Some carriers are already baking this into their CAT playbooks, pre‑training broader groups of employees and using AI as a real‑time co‑pilot once a surge threshold is reached.
For all the back‑office progress, fully autonomous, customer‑facing AI in claims is still at an early stage.
“Has anybody launched anything at scale yet to the customer? Customer‑facing? No,” Duvinage says. “It’s still very much digital intake. It’s not like an AI agent that talks to you.”
He does expect that to change.
“You can imagine a world where these AI agents on the phone get so good you honestly can’t really tell if it’s a human or not,” he says. “What used to be pretty clunky is now getting to a point where you can barely tell the difference. Eventually, these AI agents will be better trained, instantly trained, instantly scalable.”
In that world, he sees clear segmentation: some policyholders will always wait to speak to a person, others will happily “skip the line” for a virtual agent that delivers fast, accurate answers in a CAT.
Any move towards more automated decision‑making will attract regulatory attention, and insurers are already working on internal controls.

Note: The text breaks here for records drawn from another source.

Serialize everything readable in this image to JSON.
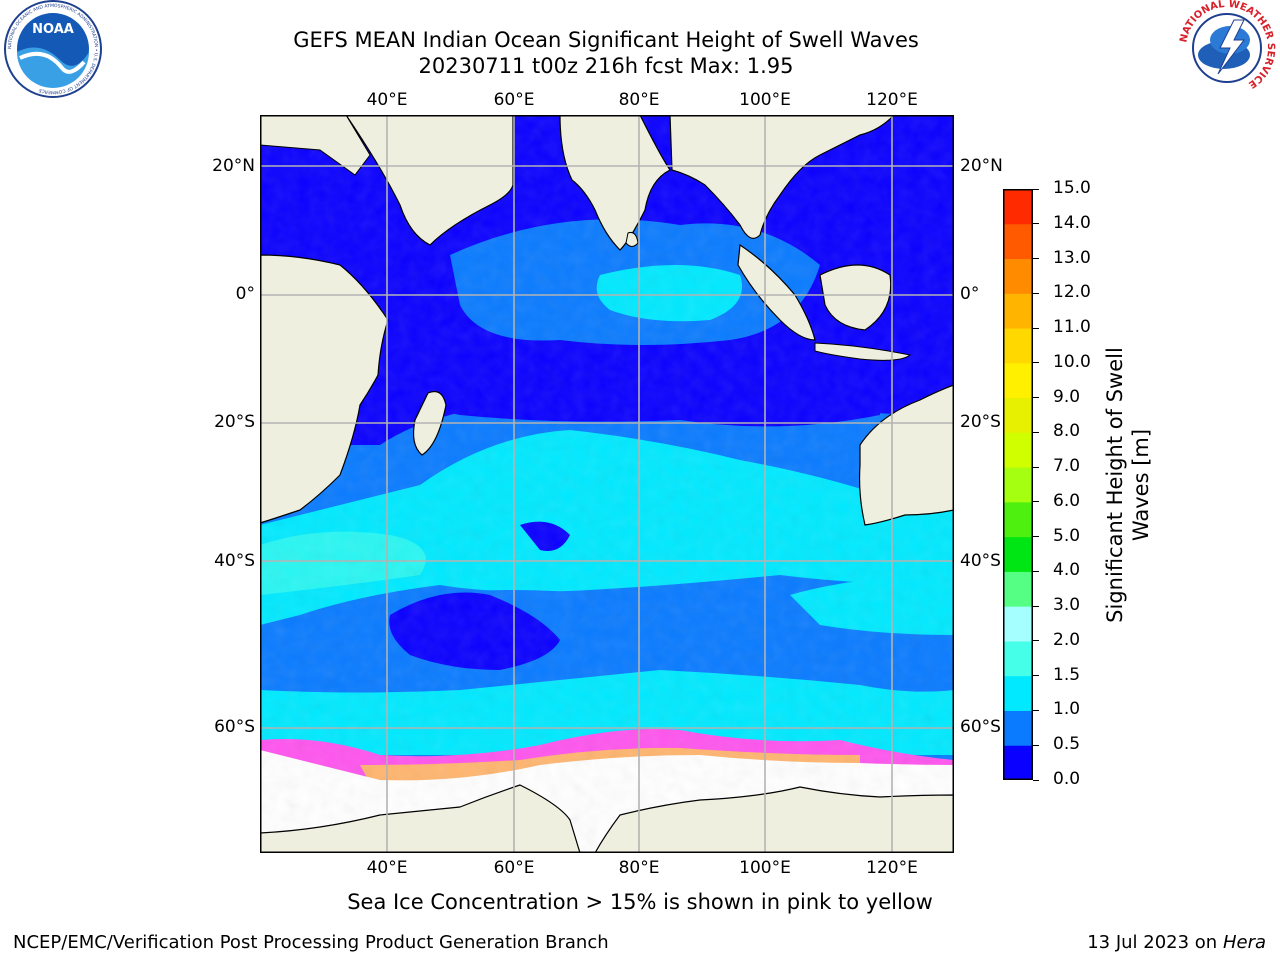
{
  "title_line1": "GEFS MEAN Indian Ocean Significant Height of Swell Waves",
  "title_line2": "20230711 t00z 216h fcst   Max: 1.95",
  "map": {
    "lon_ticks": [
      "40°E",
      "60°E",
      "80°E",
      "100°E",
      "120°E"
    ],
    "lat_ticks": [
      "20°N",
      "0°",
      "20°S",
      "40°S",
      "60°S"
    ],
    "lon_range": [
      20,
      130
    ],
    "lat_range": [
      -72,
      28
    ],
    "gridlines": true
  },
  "colorbar": {
    "label": "Significant Height of Swell Waves [m]",
    "ticks": [
      "0.0",
      "0.5",
      "1.0",
      "1.5",
      "2.0",
      "3.0",
      "4.0",
      "5.0",
      "6.0",
      "7.0",
      "8.0",
      "9.0",
      "10.0",
      "11.0",
      "12.0",
      "13.0",
      "14.0",
      "15.0"
    ],
    "colors": [
      "#0a00ff",
      "#0a7bff",
      "#00e9ff",
      "#45ffe9",
      "#a6ffff",
      "#54ff84",
      "#00e514",
      "#4ef010",
      "#a4ff10",
      "#d0ff00",
      "#e6f000",
      "#fff000",
      "#ffd800",
      "#ffb400",
      "#ff8c00",
      "#ff5a00",
      "#ff2a00",
      "#ff0000"
    ]
  },
  "annotation": "Sea Ice Concentration > 15% is shown in pink to yellow",
  "footer_left": "NCEP/EMC/Verification Post Processing Product Generation Branch",
  "footer_right_date": "13 Jul 2023 on ",
  "footer_right_host": "Hera",
  "logos": {
    "noaa_text": "NOAA",
    "noaa_ring_text": "NATIONAL OCEANIC AND ATMOSPHERIC ADMINISTRATION • U.S. DEPARTMENT OF COMMERCE",
    "nws_ring_text": "NATIONAL WEATHER SERVICE"
  }
}
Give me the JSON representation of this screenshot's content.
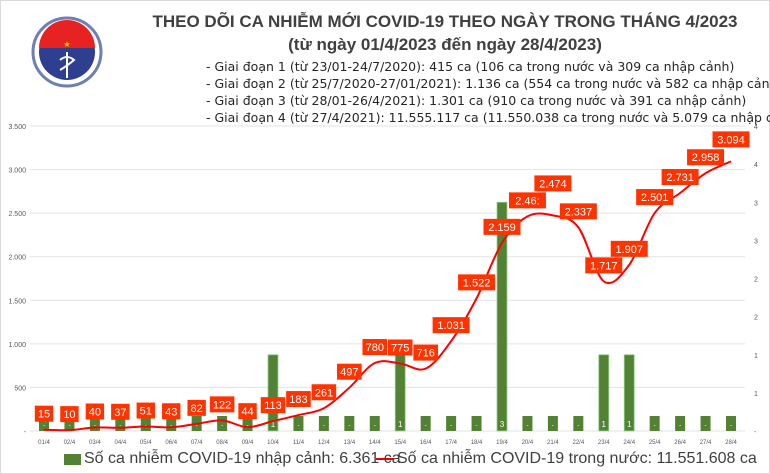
{
  "logo": {
    "top_text": "BỘ Y TẾ",
    "bottom_text": "MINISTRY OF HEALTH"
  },
  "title": "THEO DÕI CA NHIỄM MỚI COVID-19 THEO NGÀY TRONG THÁNG 4/2023",
  "subtitle": "(từ ngày 01/4/2023 đến ngày 28/4/2023)",
  "phases": [
    "- Giai đoạn 1 (từ 23/01-24/7/2020): 415 ca (106 ca trong nước và 309 ca nhập cảnh)",
    "- Giai đoạn 2 (từ 25/7/2020-27/01/2021): 1.136 ca (554 ca trong nước và 582 ca nhập cảnh)",
    "- Giai đoạn 3 (từ 28/01-26/4/2021): 1.301 ca (910 ca trong nước và 391 ca nhập cảnh)",
    "- Giai đoạn 4 (từ 27/4/2021): 11.555.117 ca (11.550.038 ca trong nước và 5.079 ca nhập cảnh)"
  ],
  "legend": {
    "bar": "Số ca nhiễm COVID-19 nhập cảnh: 6.361 ca",
    "line": "Số ca nhiễm COVID-19 trong nước: 11.551.608 ca"
  },
  "chart_data": {
    "type": "bar+line",
    "categories": [
      "01/4",
      "02/4",
      "03/4",
      "04/4",
      "05/4",
      "06/4",
      "07/4",
      "08/4",
      "09/4",
      "10/4",
      "11/4",
      "12/4",
      "13/4",
      "14/4",
      "15/4",
      "16/4",
      "17/4",
      "18/4",
      "19/4",
      "20/4",
      "21/4",
      "22/4",
      "23/4",
      "24/4",
      "25/4",
      "26/4",
      "27/4",
      "28/4"
    ],
    "series": [
      {
        "name": "Số ca nhiễm COVID-19 nhập cảnh: 6.361 ca",
        "type": "bar",
        "axis": "right",
        "color": "#548235",
        "values": [
          0,
          0,
          0,
          0,
          0,
          0,
          0,
          0,
          0,
          1,
          0,
          0,
          0,
          0,
          1,
          0,
          0,
          0,
          3,
          0,
          0,
          0,
          1,
          1,
          0,
          0,
          0,
          0
        ]
      },
      {
        "name": "Số ca nhiễm COVID-19 trong nước: 11.551.608 ca",
        "type": "line",
        "axis": "left",
        "color": "#ff0000",
        "values": [
          15,
          10,
          40,
          37,
          51,
          43,
          82,
          122,
          44,
          113,
          183,
          261,
          497,
          780,
          775,
          716,
          1031,
          1522,
          2159,
          2463,
          2474,
          2337,
          1717,
          1907,
          2501,
          2731,
          2958,
          3094
        ],
        "labels": [
          "15",
          "10",
          "40",
          "37",
          "51",
          "43",
          "82",
          "122",
          "44",
          "113",
          "183",
          "261",
          "497",
          "780",
          "775",
          "716",
          "1.031",
          "1.522",
          "2.159",
          "2.46:",
          "2.474",
          "2.337",
          "1.717",
          "1.907",
          "2.501",
          "2.731",
          "2.958",
          "3.094"
        ]
      }
    ],
    "left_axis": {
      "ylim": [
        0,
        3500
      ],
      "ticks": [
        "-",
        "500",
        "1.000",
        "1.500",
        "2.000",
        "2.500",
        "3.000",
        "3.500"
      ]
    },
    "right_axis": {
      "ylim": [
        0,
        4
      ],
      "ticks": [
        "-",
        "1",
        "1",
        "2",
        "2",
        "3",
        "3",
        "4",
        "4"
      ]
    },
    "grid": true,
    "legend_position": "bottom",
    "label_color": "#ff3300"
  }
}
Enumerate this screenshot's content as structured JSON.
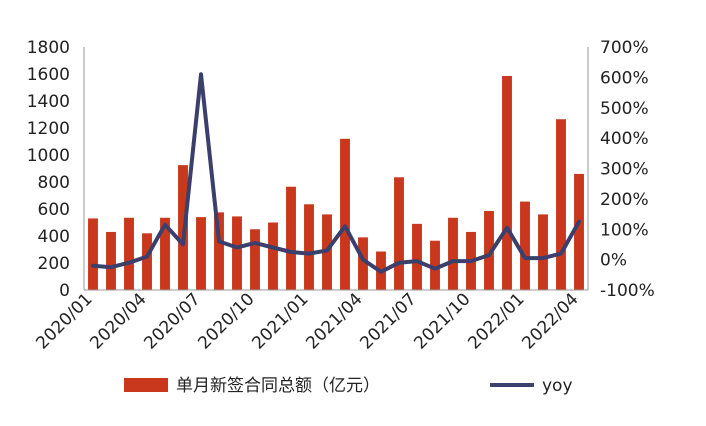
{
  "chart_data": {
    "type": "bar",
    "categories": [
      "2020/01",
      "2020/02",
      "2020/03",
      "2020/04",
      "2020/05",
      "2020/06",
      "2020/07",
      "2020/08",
      "2020/09",
      "2020/10",
      "2020/11",
      "2020/12",
      "2021/01",
      "2021/02",
      "2021/03",
      "2021/04",
      "2021/05",
      "2021/06",
      "2021/07",
      "2021/08",
      "2021/09",
      "2021/10",
      "2021/11",
      "2021/12",
      "2022/01",
      "2022/02",
      "2022/03",
      "2022/04"
    ],
    "x_tick_labels": [
      "2020/01",
      "2020/04",
      "2020/07",
      "2020/10",
      "2021/01",
      "2021/04",
      "2021/07",
      "2021/10",
      "2022/01",
      "2022/04"
    ],
    "series": [
      {
        "name": "单月新签合同总额（亿元）",
        "type": "bar",
        "axis": "left",
        "color": "#c9381d",
        "values": [
          530,
          430,
          535,
          420,
          535,
          925,
          540,
          575,
          545,
          450,
          500,
          765,
          635,
          560,
          1120,
          390,
          285,
          835,
          490,
          365,
          535,
          430,
          585,
          1585,
          655,
          560,
          1265,
          860
        ]
      },
      {
        "name": "yoy",
        "type": "line",
        "axis": "right",
        "color": "#3b3f6b",
        "values": [
          -20,
          -25,
          -10,
          10,
          115,
          50,
          610,
          60,
          40,
          55,
          40,
          25,
          20,
          30,
          110,
          0,
          -40,
          -10,
          -5,
          -30,
          -5,
          -5,
          15,
          105,
          5,
          5,
          20,
          125
        ]
      }
    ],
    "y_left": {
      "min": 0,
      "max": 1800,
      "ticks": [
        "0",
        "200",
        "400",
        "600",
        "800",
        "1000",
        "1200",
        "1400",
        "1600",
        "1800"
      ]
    },
    "y_right": {
      "min": -100,
      "max": 700,
      "ticks": [
        "-100%",
        "0%",
        "100%",
        "200%",
        "300%",
        "400%",
        "500%",
        "600%",
        "700%"
      ]
    },
    "legend_position": "bottom",
    "grid": false
  }
}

“As an industry, we cannot afford not to figure this out at pace, because customers are expecting it,” Duvinage says. “Customers are getting that type of service from other sectors, in financial services, consumer and so on.”
Asselstine says much of Deloitte’s work with carriers is now about designing governance frameworks.
“A lot of the work we’re doing right now is advising on how to structure and put proper controls in place,” he explains. “You want to be able to monitor your customer experience, monitor the risk and the payouts, and put in proper stop‑gaps that make human intervention where you want comfort.”
That means flags when a model is about to make a higher‑impact claims decision, rules that force a hand‑off to a human in certain scenarios, and continuous monitoring of outcomes.
“We’re just at the beginning step of that journey,” Asselstine says. “The question is how do you jump in, but in a way that ensures safety for customers and for the loss ratio companies are trying to protect as well.”